When Alissa Harrington was diagnosed with breast cancer at age 38, she did what she's accustomed to doing when she needs answers. She reached for her smartphone.
The Stevenson University technology professional says mobile apps helped her overcome one of the biggest burdens for anyone confronting a life-threatening illness: Managing the deluge of medical records and appointments and communicating what comes out of those to friends and family.
"Mobile apps have really eliminated that," said Harrington, who as an instructional designer builds online courses and trains faculty how to apply technology to learning. "It's one less stressor in my life now."
While she's documented her five-month battle with stage 2 breast cancer on social media, Harrington, who is halfway through a six-session chemotherapy regimen, will publicly speak about it, and how technology has helped her through it, for the first time Thursday night at the inaugural Ignite Carroll, the second Baltimore-area chapter of the international presentation series whose tagline is “Enlighten us, but make it quick.”
Nine others will join Harrington in talking about their personal and professional passions, from reforming education to the life lessons of hockey, for five minutes each using 20 slides that auto advance every 15 seconds.
The signature Ignite format is meant to get speakers to focus on what matters and to engage the audience on a variety of topics. Each Ignite event — they’ve been held in more than 100 cities — is independently run.
While Harrington's topic is the most tech-centric, Ignite Carroll’s lineup, curated by organizer the Carroll Tech Council, includes some familiar faces from the regional tech scene. Baltimore Tech Breakfast organizer Ron Schmelzer, an Ignite Baltimore veteran, will open the 7:15 p.m. show at Westminster's Carroll Arts Center with "The Virtues of Failure." Washington angel investor and entrepreneur Glen Hellman, an Ignite DC veteran, will be presenting "What A Cranky Old Man Learned About Love, Life and Social Media from Match.com."
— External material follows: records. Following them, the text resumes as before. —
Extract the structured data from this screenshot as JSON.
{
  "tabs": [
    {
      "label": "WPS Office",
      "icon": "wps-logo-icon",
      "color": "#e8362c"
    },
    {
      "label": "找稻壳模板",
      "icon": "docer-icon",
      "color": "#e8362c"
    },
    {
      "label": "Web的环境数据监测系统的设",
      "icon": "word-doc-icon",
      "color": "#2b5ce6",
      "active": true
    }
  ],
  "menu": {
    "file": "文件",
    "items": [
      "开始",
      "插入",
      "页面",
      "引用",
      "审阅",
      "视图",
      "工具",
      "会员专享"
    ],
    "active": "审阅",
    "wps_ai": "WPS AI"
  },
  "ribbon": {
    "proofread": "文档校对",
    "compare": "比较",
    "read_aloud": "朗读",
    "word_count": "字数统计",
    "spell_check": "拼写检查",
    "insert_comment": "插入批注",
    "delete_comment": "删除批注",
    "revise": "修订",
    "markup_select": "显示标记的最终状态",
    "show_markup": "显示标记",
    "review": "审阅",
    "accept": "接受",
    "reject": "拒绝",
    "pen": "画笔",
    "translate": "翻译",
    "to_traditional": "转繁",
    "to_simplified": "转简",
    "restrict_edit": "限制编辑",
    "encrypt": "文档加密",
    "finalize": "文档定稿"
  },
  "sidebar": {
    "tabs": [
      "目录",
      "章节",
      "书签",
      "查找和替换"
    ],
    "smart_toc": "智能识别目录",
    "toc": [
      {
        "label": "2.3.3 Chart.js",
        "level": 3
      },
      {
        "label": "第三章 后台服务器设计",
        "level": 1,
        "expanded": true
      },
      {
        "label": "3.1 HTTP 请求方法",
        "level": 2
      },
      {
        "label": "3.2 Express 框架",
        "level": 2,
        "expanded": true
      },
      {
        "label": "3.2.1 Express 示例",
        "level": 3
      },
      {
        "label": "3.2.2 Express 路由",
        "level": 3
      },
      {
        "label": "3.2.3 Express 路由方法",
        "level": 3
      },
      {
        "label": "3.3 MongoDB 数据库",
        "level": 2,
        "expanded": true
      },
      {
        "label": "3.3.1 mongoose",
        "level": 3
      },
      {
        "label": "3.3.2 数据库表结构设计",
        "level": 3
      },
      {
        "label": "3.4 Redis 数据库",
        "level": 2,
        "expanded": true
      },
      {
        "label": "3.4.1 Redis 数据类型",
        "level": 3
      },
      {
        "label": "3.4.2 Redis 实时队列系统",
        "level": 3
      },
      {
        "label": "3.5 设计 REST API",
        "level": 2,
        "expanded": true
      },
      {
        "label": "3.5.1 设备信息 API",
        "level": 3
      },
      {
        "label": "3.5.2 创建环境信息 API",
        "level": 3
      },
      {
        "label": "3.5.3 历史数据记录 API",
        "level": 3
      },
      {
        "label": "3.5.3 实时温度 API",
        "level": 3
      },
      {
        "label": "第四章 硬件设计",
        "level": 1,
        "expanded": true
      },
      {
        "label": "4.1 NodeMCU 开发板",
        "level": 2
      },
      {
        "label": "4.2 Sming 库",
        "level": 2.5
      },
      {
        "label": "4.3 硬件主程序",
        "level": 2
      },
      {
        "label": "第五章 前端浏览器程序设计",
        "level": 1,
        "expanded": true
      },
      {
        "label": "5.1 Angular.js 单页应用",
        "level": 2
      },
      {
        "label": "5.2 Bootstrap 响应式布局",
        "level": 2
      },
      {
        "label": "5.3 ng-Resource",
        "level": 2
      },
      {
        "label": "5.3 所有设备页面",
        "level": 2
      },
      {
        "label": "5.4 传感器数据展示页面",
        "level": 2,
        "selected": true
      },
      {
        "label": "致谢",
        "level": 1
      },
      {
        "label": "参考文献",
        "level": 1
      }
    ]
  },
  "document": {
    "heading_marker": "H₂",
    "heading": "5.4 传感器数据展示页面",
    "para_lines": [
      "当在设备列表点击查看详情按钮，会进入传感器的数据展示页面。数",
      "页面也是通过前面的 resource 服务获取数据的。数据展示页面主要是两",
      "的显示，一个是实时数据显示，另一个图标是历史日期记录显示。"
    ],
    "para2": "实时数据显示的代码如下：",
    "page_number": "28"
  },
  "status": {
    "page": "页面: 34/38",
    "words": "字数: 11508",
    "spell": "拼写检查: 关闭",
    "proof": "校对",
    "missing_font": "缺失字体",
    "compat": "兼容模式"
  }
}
Vince Buscemi, vice chairman of the Tech Council's education committee, said the 9-year-old nonprofit sees Ignite Carroll, which it hopes to hold up to two times a year, as a vehicle to engage a broader community, both outside the tech sphere and outside Carroll County.
"The perception of Carroll County is kind of skewed for anyone who's not living in or from Carroll," Buscemi said. "People think it's all farmland."
Buscemi said he hopes attendees can see themselves in and emotionally connect with speakers' stories.
How many apps, or any given technology, for that matter, can prove useful beyond their primary audiences is among the themes Harrington wants her talk to impart.
"Once you figure out how to use an app, you can adapt it to meet your needs," she said, explaining how she now uses Evernote, a favorite tool for meeting notes, for doctor visit diaries, and uses Pinterest, the social pinboard best known for food, fashion and decorating inspiration, for collecting cancer and chemotherapy resources.
Harrington also plans to highlight apps designed specifically for patients like her, including iChemo Diary, which, among other features, sends doctors reports on side effects like nausea and fatigue, and MyMedical, a virtual medical record filing cabinet intended to replace patients' paper copies.
Such apps are part of the growing field of mobile health, or mHealth. Locally, companies and researchers in this sector have leveraged the ubiquity, interactivity and portability of mobile devices to help diabetics control their blood sugar and to monitor and try to prevent addict relapses. Johns Hopkins University is leading the effort to identify best practices in the nascent field.
Video of Harrington's and the other speakers’ talks will be posted on the Tech Council's and Ignite's websites. To see them in-person, the cost is $5, with tickets available through Eventbrite. The event opens with a 6:30 p.m. reception.